Sen. Bernie Sanders on Tuesday blasted "for-profit" health insurance companies for abandoning the American people in order to save a buck, in the wake of Aetna's announcement that it would slash its Obamacare participation by more than two thirds.
"It is disappointing that Aetna has joined other large for-profit health insurance companies in pulling out of the insurance marketplace," Sanders said in a statement Tuesday. "Despite the Affordable Care Act bringing them millions more paying customers than ever before, these companies are more concerned with making huge profits than ensuring access to health care for all Americans."

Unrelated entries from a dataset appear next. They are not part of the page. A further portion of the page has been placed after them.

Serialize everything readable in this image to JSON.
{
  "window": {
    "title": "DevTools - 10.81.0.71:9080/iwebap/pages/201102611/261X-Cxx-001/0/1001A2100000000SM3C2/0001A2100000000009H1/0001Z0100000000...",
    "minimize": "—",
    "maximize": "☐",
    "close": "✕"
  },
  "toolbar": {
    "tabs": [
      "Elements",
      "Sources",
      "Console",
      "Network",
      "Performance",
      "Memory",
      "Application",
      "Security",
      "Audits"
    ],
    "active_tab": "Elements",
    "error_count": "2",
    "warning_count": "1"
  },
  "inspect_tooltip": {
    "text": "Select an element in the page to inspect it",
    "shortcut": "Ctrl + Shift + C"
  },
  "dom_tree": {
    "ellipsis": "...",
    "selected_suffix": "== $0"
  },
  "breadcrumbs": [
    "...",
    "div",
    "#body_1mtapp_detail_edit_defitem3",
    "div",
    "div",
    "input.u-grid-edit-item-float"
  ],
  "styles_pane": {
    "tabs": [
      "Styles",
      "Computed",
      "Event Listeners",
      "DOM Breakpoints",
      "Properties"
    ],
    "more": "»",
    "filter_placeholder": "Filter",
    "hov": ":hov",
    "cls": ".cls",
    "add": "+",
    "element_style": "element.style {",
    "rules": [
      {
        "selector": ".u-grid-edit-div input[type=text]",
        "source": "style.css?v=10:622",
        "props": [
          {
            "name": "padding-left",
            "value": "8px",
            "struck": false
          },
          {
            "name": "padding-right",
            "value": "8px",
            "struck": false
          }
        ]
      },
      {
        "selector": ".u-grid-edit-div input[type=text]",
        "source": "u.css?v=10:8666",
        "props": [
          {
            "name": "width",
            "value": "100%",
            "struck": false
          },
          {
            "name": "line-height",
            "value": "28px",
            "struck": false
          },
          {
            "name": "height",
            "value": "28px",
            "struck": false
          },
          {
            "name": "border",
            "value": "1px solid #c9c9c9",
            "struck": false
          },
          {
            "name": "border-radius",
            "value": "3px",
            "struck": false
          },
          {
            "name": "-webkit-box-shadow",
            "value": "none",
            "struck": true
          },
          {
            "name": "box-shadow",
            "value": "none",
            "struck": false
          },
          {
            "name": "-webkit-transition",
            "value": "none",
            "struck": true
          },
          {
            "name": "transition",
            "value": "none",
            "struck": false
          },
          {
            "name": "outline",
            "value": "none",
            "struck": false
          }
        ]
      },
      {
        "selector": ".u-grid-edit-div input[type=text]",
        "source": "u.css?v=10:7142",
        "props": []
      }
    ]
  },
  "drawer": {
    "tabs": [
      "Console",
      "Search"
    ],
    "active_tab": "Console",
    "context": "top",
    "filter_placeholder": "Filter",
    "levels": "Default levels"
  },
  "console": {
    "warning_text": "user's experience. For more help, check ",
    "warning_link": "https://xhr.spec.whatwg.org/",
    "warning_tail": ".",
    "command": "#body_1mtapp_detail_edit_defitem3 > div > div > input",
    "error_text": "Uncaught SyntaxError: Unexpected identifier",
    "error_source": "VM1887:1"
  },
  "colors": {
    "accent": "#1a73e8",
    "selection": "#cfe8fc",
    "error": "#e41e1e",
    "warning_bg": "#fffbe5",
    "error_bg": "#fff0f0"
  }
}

The Vermont independent, who recently ended his campaign to become the Democratic nominee, used the latest Obamacare pullout to showcase why healthcare should be run by the government, a goal he has long sought as a member of Congress, and advocated the need for a "Medicare-for-all single-payer system."
"In my view, the provision of health care cannot continue to be dependent upon the whims and market projections of large private insurance companies whose only goal is to make as much profit as possible," Sanders said. "That is why we need to join every other major country on earth and guarantee health care to all as a right, not a privilege. That is also why we need to pass a Medicare-for-all single-payer system."
Sanders said he would reintroduce legislation to make his proposal a reality, "hopefully as part of the Democratic Senate majority."
Aetna announced Monday that after being hit with a $200 million loss in the second quarter of 2016, it was withdrawing from Affordable Care Act health exchanges in 11 of 15 states where it operates, and nearly 70 percent of the counties where it was selling Obamacare plans.